Marco Tardelli
By Dr Paul: It is the deep breath before the plunge. The calm before the storm. The gasp before the roar. The eve of the World Cup!
In the build-up to this event, an event World Cup College has been set up to accompany my excitement levels have become almost fever pitch. This week I bought a Panini sticker album, and today I been planning where I’ll be watching Serbia v Ghana, Ivory Coast v Portugal and Italy v Paraguay. In short, my love of the World Cup extends further than the football on the pitch: the social interaction, the cultural experience, and tapping into memories and emotions first experienced during childhood.
Everyone can remember their first World Cup experience. For me it was Spain 1982. Coming from Italian stock, I remember my mother getting more and more excited as the tournament wore on. I remember excitement attached to games like England v France, Algeria’s unlikely victory over West Germany, Honduras, New Zealand, West Germany v France in the semi-final, Italy v Brazil – the list goes on. Spain 1982 has underwritten every World Cup I have experienced since. For every frenzied goal celebration of pure joy, I immediately think back to Falcao and Tardelli. For every Portuguese away kit, I think Peru. For every cultured midfielder, I think Socrates. And for every African team, I think Cameroon.
Nineteen-eighty-two was a safe place. I was nine-years-old, living with my family in bucolic Warwickshire, and replayed every game I saw in the back garden in what I remember to be golden sun light. It is these pure memories of excitement I plug into on the eve of every World Cup.
Although Michael J Apter’s study of excitement focuses on risk takers such as racing drivers, mountain climbers, stuntmen etc who crave excitement, his conclusions do extend to memory attachment and the way our mind works when excitement takes hold. Parapathic emotions, he explains, describe experiences where all emotions are enjoyed, even unpleasant ones like fear, anger, grief and disgust, in the presence of detachment.
In a World Cup context, one enjoys all the emotions that one experiences out of empathy with the players, coaches and fans. We watch from the television, which supplies the crucial levels of detachment that parapathic emotions need to function. Apter goes on say that this safety zone and detachment is associated with a particular zone of experience (or arousal). Within a specific zone, any arousing emotion (even supposedly negative feelings) will be agreeable. It’s this arousal that makes us crave more.

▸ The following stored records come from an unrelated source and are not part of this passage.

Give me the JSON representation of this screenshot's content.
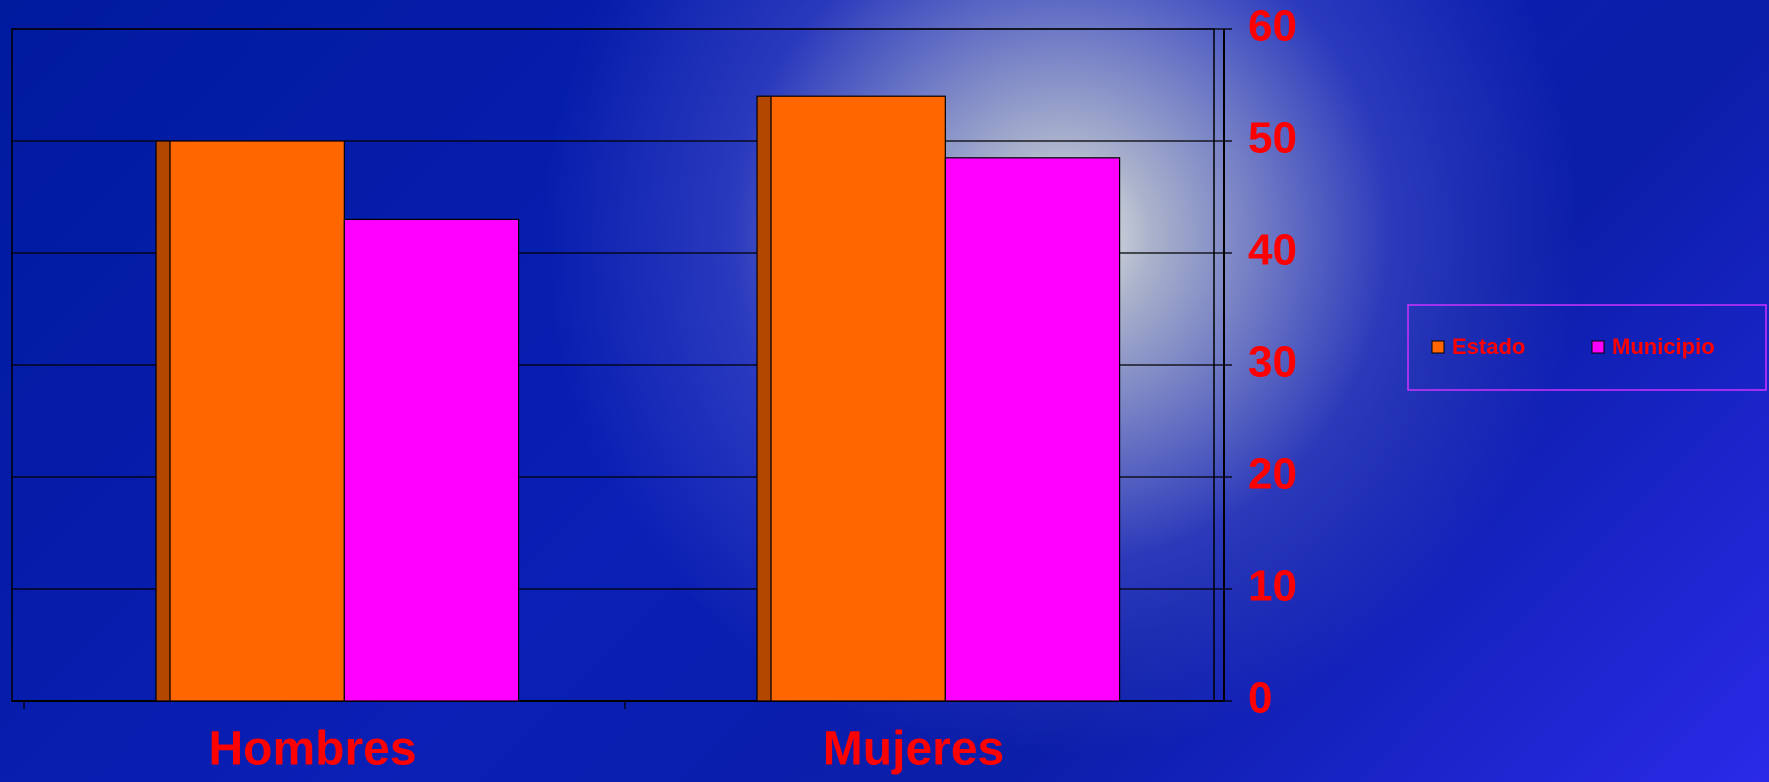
{
  "chart_data": {
    "type": "bar",
    "categories": [
      "Hombres",
      "Mujeres"
    ],
    "series": [
      {
        "name": "Estado",
        "color": "#ff6600",
        "values": [
          50,
          54
        ]
      },
      {
        "name": "Municipio",
        "color": "#ff00ff",
        "values": [
          43,
          48.5
        ]
      }
    ],
    "ylim": [
      0,
      60
    ],
    "yticks": [
      0,
      10,
      20,
      30,
      40,
      50,
      60
    ],
    "grid": true,
    "legend": "right"
  }
}
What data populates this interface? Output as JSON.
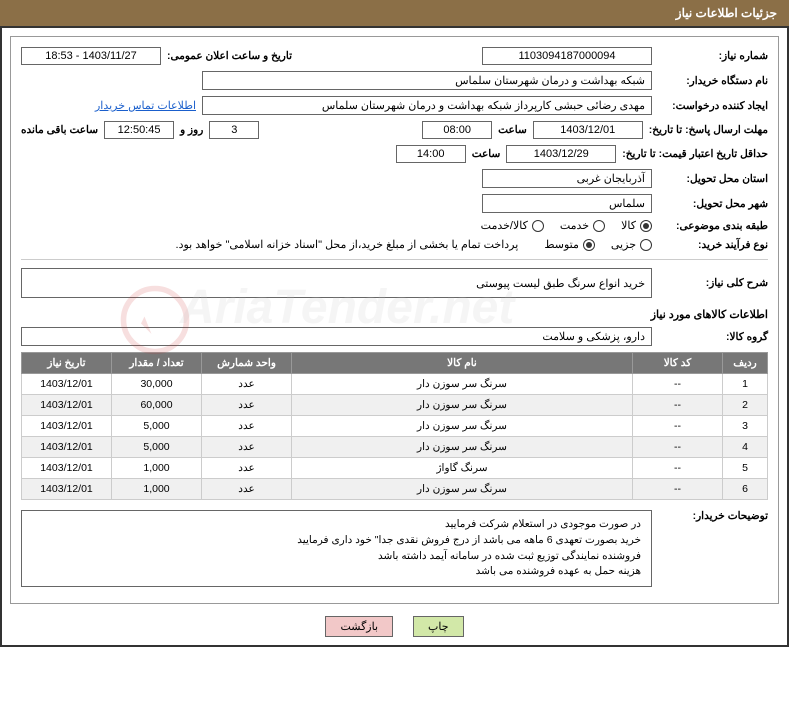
{
  "header": {
    "title": "جزئیات اطلاعات نیاز"
  },
  "fields": {
    "need_number_label": "شماره نیاز:",
    "need_number": "1103094187000094",
    "announce_datetime_label": "تاریخ و ساعت اعلان عمومی:",
    "announce_datetime": "1403/11/27 - 18:53",
    "buyer_label": "نام دستگاه خریدار:",
    "buyer": "شبکه بهداشت و درمان  شهرستان سلماس",
    "requester_label": "ایجاد کننده درخواست:",
    "requester": "مهدی رضائی حبشی کارپرداز شبکه بهداشت و درمان  شهرستان سلماس",
    "contact_link": "اطلاعات تماس خریدار",
    "deadline_label": "مهلت ارسال پاسخ: تا تاریخ:",
    "deadline_date": "1403/12/01",
    "time_label": "ساعت",
    "deadline_time": "08:00",
    "days_remain": "3",
    "days_and": "روز و",
    "countdown": "12:50:45",
    "remaining_suffix": "ساعت باقی مانده",
    "price_valid_label": "حداقل تاریخ اعتبار قیمت: تا تاریخ:",
    "price_valid_date": "1403/12/29",
    "price_valid_time": "14:00",
    "province_label": "استان محل تحویل:",
    "province": "آذربایجان غربی",
    "city_label": "شهر محل تحویل:",
    "city": "سلماس",
    "category_label": "طبقه بندی موضوعی:",
    "cat_goods": "کالا",
    "cat_service": "خدمت",
    "cat_goods_service": "کالا/خدمت",
    "process_label": "نوع فرآیند خرید:",
    "proc_partial": "جزیی",
    "proc_medium": "متوسط",
    "payment_note": "پرداخت تمام یا بخشی از مبلغ خرید،از محل \"اسناد خزانه اسلامی\" خواهد بود.",
    "summary_label": "شرح کلی نیاز:",
    "summary": "خرید انواع سرنگ طبق لیست پیوستی",
    "items_section": "اطلاعات کالاهای مورد نیاز",
    "group_label": "گروه کالا:",
    "group": "دارو، پزشکی و سلامت",
    "buyer_notes_label": "توضیحات خریدار:"
  },
  "table": {
    "headers": {
      "row": "ردیف",
      "code": "کد کالا",
      "name": "نام کالا",
      "unit": "واحد شمارش",
      "qty": "تعداد / مقدار",
      "date": "تاریخ نیاز"
    },
    "rows": [
      {
        "n": "1",
        "code": "--",
        "name": "سرنگ سر سوزن دار",
        "unit": "عدد",
        "qty": "30,000",
        "date": "1403/12/01"
      },
      {
        "n": "2",
        "code": "--",
        "name": "سرنگ سر سوزن دار",
        "unit": "عدد",
        "qty": "60,000",
        "date": "1403/12/01"
      },
      {
        "n": "3",
        "code": "--",
        "name": "سرنگ سر سوزن دار",
        "unit": "عدد",
        "qty": "5,000",
        "date": "1403/12/01"
      },
      {
        "n": "4",
        "code": "--",
        "name": "سرنگ سر سوزن دار",
        "unit": "عدد",
        "qty": "5,000",
        "date": "1403/12/01"
      },
      {
        "n": "5",
        "code": "--",
        "name": "سرنگ گاواژ",
        "unit": "عدد",
        "qty": "1,000",
        "date": "1403/12/01"
      },
      {
        "n": "6",
        "code": "--",
        "name": "سرنگ سر سوزن دار",
        "unit": "عدد",
        "qty": "1,000",
        "date": "1403/12/01"
      }
    ]
  },
  "notes": {
    "line1": "در صورت موجودی در استعلام شرکت فرمایید",
    "line2": "خرید بصورت تعهدی 6 ماهه می باشد از درج فروش نقدی جدا\" خود داری فرمایید",
    "line3": "فروشنده نمایندگی توزیع ثبت شده در سامانه آیمد داشته باشد",
    "line4": "هزینه حمل به عهده فروشنده می باشد"
  },
  "buttons": {
    "print": "چاپ",
    "back": "بازگشت"
  },
  "watermark": "AriaTender.net",
  "colors": {
    "header_bg": "#8b6f47",
    "table_header_bg": "#777777",
    "btn_print": "#d2e8a8",
    "btn_back": "#f2c8c8"
  }
}
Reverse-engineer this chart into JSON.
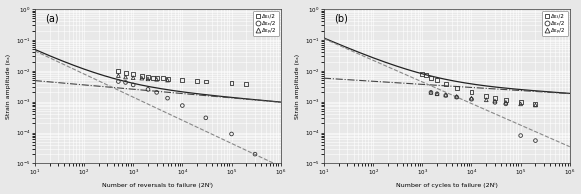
{
  "panel_a": {
    "label": "(a)",
    "xlabel": "Number of reversals to failure (2Nⁱ)",
    "ylabel": "Strain amplitude (εₐ)",
    "xlim": [
      10,
      1000000
    ],
    "ylim": [
      1e-05,
      1
    ],
    "cm_params": {
      "sigma_f": 1.0,
      "b": -0.14,
      "eps_f": 0.25,
      "c": -0.75,
      "E": 150
    },
    "data_total_x": [
      500,
      700,
      1000,
      1500,
      2000,
      2500,
      3000,
      4000,
      5000,
      10000,
      20000,
      30000,
      100000,
      200000
    ],
    "data_total_y": [
      0.01,
      0.0085,
      0.008,
      0.007,
      0.0065,
      0.006,
      0.0058,
      0.0057,
      0.0055,
      0.005,
      0.0047,
      0.0045,
      0.004,
      0.0038
    ],
    "data_elastic_x": [
      500,
      700,
      1000,
      2000,
      3000,
      5000,
      10000,
      30000,
      100000,
      300000
    ],
    "data_elastic_y": [
      0.0045,
      0.0042,
      0.0035,
      0.0025,
      0.002,
      0.0013,
      0.00075,
      0.0003,
      9e-05,
      2e-05
    ],
    "data_plastic_x": [
      500,
      700,
      1000,
      1500,
      2000,
      3000,
      5000
    ],
    "data_plastic_y": [
      0.007,
      0.0063,
      0.006,
      0.0058,
      0.0055,
      0.0053,
      0.005
    ],
    "legend": [
      "Δεₜ/2",
      "Δεₑ/2",
      "Δεₚ/2"
    ]
  },
  "panel_b": {
    "label": "(b)",
    "xlabel": "Number of cycles to failure (2Nⁱ)",
    "ylabel": "Strain amplitude (εₐ)",
    "xlim": [
      10,
      1000000
    ],
    "ylim": [
      1e-05,
      1
    ],
    "cm_params": {
      "sigma_f": 0.4,
      "b": -0.1,
      "eps_f": 0.55,
      "c": -0.7,
      "E": 55
    },
    "data_total_x": [
      1000,
      1200,
      1500,
      2000,
      3000,
      5000,
      10000,
      20000,
      30000,
      50000,
      100000,
      200000
    ],
    "data_total_y": [
      0.008,
      0.0072,
      0.006,
      0.005,
      0.0038,
      0.0027,
      0.002,
      0.00155,
      0.00135,
      0.00115,
      0.00095,
      0.00082
    ],
    "data_elastic_x": [
      1500,
      2000,
      3000,
      5000,
      10000,
      30000,
      50000,
      100000,
      200000
    ],
    "data_elastic_y": [
      0.002,
      0.0018,
      0.0016,
      0.0014,
      0.0012,
      0.00095,
      0.00085,
      8e-05,
      5.5e-05
    ],
    "data_plastic_x": [
      1500,
      2000,
      3000,
      5000,
      10000,
      20000,
      30000,
      50000,
      100000,
      200000
    ],
    "data_plastic_y": [
      0.002,
      0.0018,
      0.00165,
      0.00148,
      0.0013,
      0.00115,
      0.00105,
      0.00095,
      0.00085,
      0.00078
    ],
    "legend": [
      "Δεₜ/2",
      "Δεₑ/2",
      "Δεₚ/2"
    ]
  },
  "fig_bg": "#e8e8e8",
  "ax_bg": "#e8e8e8",
  "grid_color": "#ffffff",
  "line_total_color": "#222222",
  "line_elastic_color": "#444444",
  "line_plastic_color": "#888888",
  "marker_color": "#333333"
}
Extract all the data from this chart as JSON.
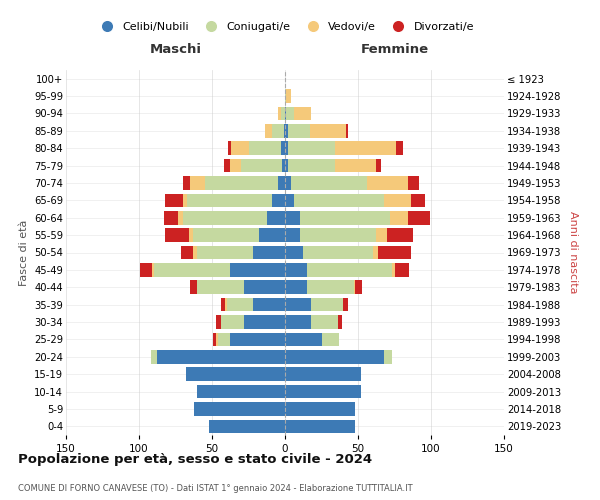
{
  "age_groups": [
    "100+",
    "95-99",
    "90-94",
    "85-89",
    "80-84",
    "75-79",
    "70-74",
    "65-69",
    "60-64",
    "55-59",
    "50-54",
    "45-49",
    "40-44",
    "35-39",
    "30-34",
    "25-29",
    "20-24",
    "15-19",
    "10-14",
    "5-9",
    "0-4"
  ],
  "birth_years": [
    "≤ 1923",
    "1924-1928",
    "1929-1933",
    "1934-1938",
    "1939-1943",
    "1944-1948",
    "1949-1953",
    "1954-1958",
    "1959-1963",
    "1964-1968",
    "1969-1973",
    "1974-1978",
    "1979-1983",
    "1984-1988",
    "1989-1993",
    "1994-1998",
    "1999-2003",
    "2004-2008",
    "2009-2013",
    "2014-2018",
    "2019-2023"
  ],
  "maschi": {
    "celibi": [
      0,
      0,
      0,
      1,
      3,
      2,
      5,
      9,
      12,
      18,
      22,
      38,
      28,
      22,
      28,
      38,
      88,
      68,
      60,
      62,
      52
    ],
    "coniugati": [
      0,
      0,
      3,
      8,
      22,
      28,
      50,
      58,
      58,
      45,
      38,
      52,
      32,
      18,
      16,
      8,
      4,
      0,
      0,
      0,
      0
    ],
    "vedovi": [
      0,
      0,
      2,
      5,
      12,
      8,
      10,
      3,
      3,
      3,
      3,
      1,
      0,
      1,
      0,
      1,
      0,
      0,
      0,
      0,
      0
    ],
    "divorziati": [
      0,
      0,
      0,
      0,
      2,
      4,
      5,
      12,
      10,
      16,
      8,
      8,
      5,
      3,
      3,
      2,
      0,
      0,
      0,
      0,
      0
    ]
  },
  "femmine": {
    "nubili": [
      0,
      0,
      1,
      2,
      2,
      2,
      4,
      6,
      10,
      10,
      12,
      15,
      15,
      18,
      18,
      25,
      68,
      52,
      52,
      48,
      48
    ],
    "coniugate": [
      0,
      1,
      5,
      15,
      32,
      32,
      52,
      62,
      62,
      52,
      48,
      58,
      32,
      22,
      18,
      12,
      5,
      0,
      0,
      0,
      0
    ],
    "vedove": [
      0,
      3,
      12,
      25,
      42,
      28,
      28,
      18,
      12,
      8,
      4,
      2,
      1,
      0,
      0,
      0,
      0,
      0,
      0,
      0,
      0
    ],
    "divorziate": [
      0,
      0,
      0,
      1,
      5,
      4,
      8,
      10,
      15,
      18,
      22,
      10,
      5,
      3,
      3,
      0,
      0,
      0,
      0,
      0,
      0
    ]
  },
  "color_celibi": "#3d7ab5",
  "color_coniugati": "#c5d9a0",
  "color_vedovi": "#f5c97a",
  "color_divorziati": "#cc2222",
  "title": "Popolazione per età, sesso e stato civile - 2024",
  "subtitle": "COMUNE DI FORNO CANAVESE (TO) - Dati ISTAT 1° gennaio 2024 - Elaborazione TUTTITALIA.IT",
  "xlabel_left": "Maschi",
  "xlabel_right": "Femmine",
  "ylabel_left": "Fasce di età",
  "ylabel_right": "Anni di nascita",
  "xlim": 150,
  "bg_color": "#ffffff",
  "grid_color": "#cccccc",
  "xticks": [
    -150,
    -100,
    -50,
    0,
    50,
    100,
    150
  ],
  "xtick_labels": [
    "150",
    "100",
    "50",
    "0",
    "50",
    "100",
    "150"
  ]
}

In a recent university paper (‘Visual perception, motor action, and the video game experience’ by Assistant Professor Ole Ertloev Hansen from Aalborg Univeristy), it takes Apter’s theories one step further by using Torben Grodal’s Moving Pictures book and theories of PECMA (Perception Emotion Cognition Motor Action) on people experiencing video games. Hansen writes: [Grodal] demonstrates how the experience of film can be perceived as a flow from perception to actual motor action, although this action is suppressed. The level of tension is derived from emotional labelling and cognitive processing which is applied to the specific emotional stimulus. This model suggests that the organic system which enables humans to apprehend and negotiate their immediate environment, the embodied mind, is also used to comprehend audiovisual depictions.
Grodal also contemplated the means by which we process and retain narratives. Light stimulates the retina and is converted into signals that are passed to the visual cortex, where the signal follows a series of mechanisms. These activate further parts of the brain in order to fortify significant forms and activate memory patterns so that corresponding items can be located. These sense-making mental processes relate closely to narrative schemes.
If we use Grodal and Apter’s ideas and theories, and apply them to real world narratives, it’s obvious that my World Cup memory patterns were created in Spain 1982 and will now reverberate in South Africa 2010. The arousal process has already started. By 4pm tomorrow afternoon, they should be off the scale and the narrative I am all too familiar with will start all over again.
Indeed. I was born already 9 years old in 1982 and I distinctly remember my visual cortex mis-representing that Falcao face as a new modernism. Great times and nice article
Indeed. I’m another one that was born to football that year, under Naranjito’s spell. I was 11 and that Brazil-Italy match was the first time I ever cried over a football match… So, as you can see, tomorrow and the following weeks will be all about rememberance, arousal and pure excitement.
Thanks Dr Paul for another excelent article.